CARTER: A government, sometimes this starts out as ostensibly benevolent becomes infatuated with power and their commitment to stay in power sometimes benefiting from corruption becomes so overwhelming that they stamp out all dissenting voices. And force them either into exile or put them in prison or otherwise persecute. Quite often as you know in extreme cases those human rights defenders are killed.

CLANCY: Has the U.S. contributed to the decline of human rights around the world with this war on terror, this obsession with security at all costs?

CARTER: Grossly. One of the main factors in the escalation of human rights abuse has been the lack of leadership in the United States. And the demonstration by the united states that we have rejected long-standing international agreements against torture, against the imprisonment of people without access to legal counsel, caught access to one's own family or even without access to the charges that have -- that have caused their -- their long-term imprisonment. Those kind of things have set a horrible example for the rest of the world.

CLANCY: Fortunately a lot of the people that are out there trying to defend human rights, get encouragement from messages like the one that you just gave us. And as a result, they are more determined than ever to carry on.
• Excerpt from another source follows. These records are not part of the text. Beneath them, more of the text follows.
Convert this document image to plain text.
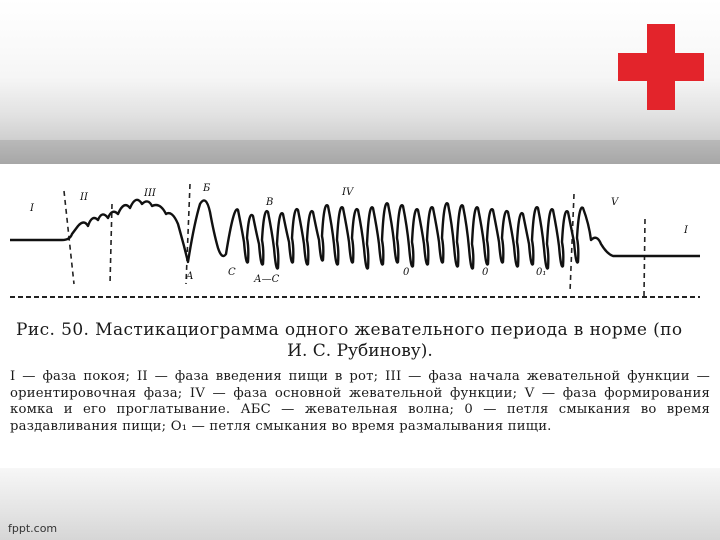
I
II	III	Б
В
IV
V
I
А	С
А—С
0	0	0₁
Рис. 50. Мастикациограмма одного жевательного периода в норме (по
И. С. Рубинову).
I — фаза покоя; II — фаза введения пищи в рот; III — фаза начала жевательной функции — ориентировочная фаза; IV — фаза основной жевательной функции; V — фаза формирования комка и его проглатывание. АБС — жевательная волна; 0 — петля смыкания во время раздавливания пищи; O₁ — петля смыкания во время размалывания пищи.
fppt.com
Let's listen to what some of the human rights defenders had to say.

IBRAHIM: Don't ever underestimate what few individual, determined individual, can do, to change the course of history. I'm determined to continue fighting. No matter what the Tierney does to me.
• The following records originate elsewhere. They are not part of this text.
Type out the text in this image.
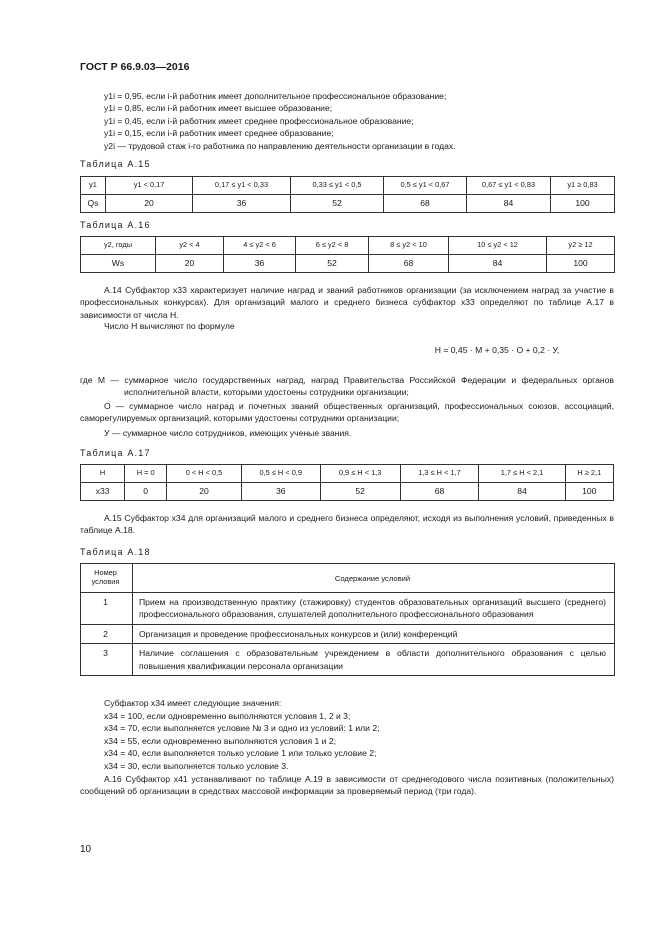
ГОСТ Р 66.9.03—2016
y1i = 0,95, если i-й работник имеет дополнительное профессиональное образование;
y1i = 0,85, если i-й работник имеет высшее образование;
y1i = 0,45, если i-й работник имеет среднее профессиональное образование;
y1i = 0,15, если i-й работник имеет среднее образование;
y2i — трудовой стаж i-го работника по направлению деятельности организации в годах.
Таблица А.15
y1	y1 < 0,17	0,17 ≤ y1 < 0,33	0,33 ≤ y1 < 0,5	0,5 ≤ y1 < 0,67	0,67 ≤ y1 < 0,83	y1 ≥ 0,83
Qs	20	36	52	68	84	100
Таблица А.16
y2, годы	y2 < 4	4 ≤ y2 < 6	6 ≤ y2 < 8	8 ≤ y2 < 10	10 ≤ y2 < 12	y2 ≥ 12
Ws	20	36	52	68	84	100
А.14 Субфактор x33 характеризует наличие наград и званий работников организации (за исключением наград за участие в профессиональных конкурсах). Для организаций малого и среднего бизнеса субфактор x33 определяют по таблице А.17 в зависимости от числа Н.
Число Н вычисляют по формуле
Н = 0,45 · М + 0,35 · О + 0,2 · У,
где М — суммарное число государственных наград, наград Правительства Российской Федерации и федеральных органов исполнительной власти, которыми удостоены сотрудники организации;
О — суммарное число наград и почетных званий общественных организаций, профессиональных союзов, ассоциаций, саморегулируемых организаций, которыми удостоены сотрудники организации;
У — суммарное число сотрудников, имеющих ученые звания.
Таблица А.17
Н	Н = 0	0 < Н < 0,5	0,5 ≤ Н < 0,9	0,9 ≤ Н < 1,3	1,3 ≤ Н < 1,7	1,7 ≤ Н < 2,1	Н ≥ 2,1
x33	0	20	36	52	68	84	100
А.15 Субфактор x34 для организаций малого и среднего бизнеса определяют, исходя из выполнения условий, приведенных в таблице А.18.
Таблица А.18
Номер условия	Содержание условий
1	Прием на производственную практику (стажировку) студентов образовательных организаций высшего (среднего) профессионального образования, слушателей дополнительного профессионального образования
2	Организация и проведение профессиональных конкурсов и (или) конференций
3	Наличие соглашения с образовательным учреждением в области дополнительного образования с целью повышения квалификации персонала организации
Субфактор x34 имеет следующие значения:
x34 = 100, если одновременно выполняются условия 1, 2 и 3;
x34 = 70, если выполняется условие № 3 и одно из условий: 1 или 2;
x34 = 55, если одновременно выполняются условия 1 и 2;
x34 = 40, если выполняется только условие 1 или только условие 2;
x34 = 30, если выполняется только условие 3.
А.16 Субфактор x41 устанавливают по таблице А.19 в зависимости от среднегодового числа позитивных (положительных) сообщений об организации в средствах массовой информации за проверяемый период (три года).
10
MONTELL: Once you know the truth, once you see the injustice, you can't not know it anymore. So -- and once you know, I think there is no choice but to be working against the injustice.

ANWAR: It is my country. This is my religion. I have a right to shape it, to influence it. And I have a right to live in my country, you know, in peace, you know, with everybody else.

JEAN-JUSTE: We going to keep as human right defenders, we going to keep educating the people. We in our generation, in our time, we can succeed. Let's try. Let's try. Don't be afraid. Let's keep trying.

CLANCY: Determination that should serve as an inspiration to the rest of us. Our thanks to the human rights defenders and their defender, former U.S. President, Jimmy Carter.

We're going to take a short break. We'll be right back after this.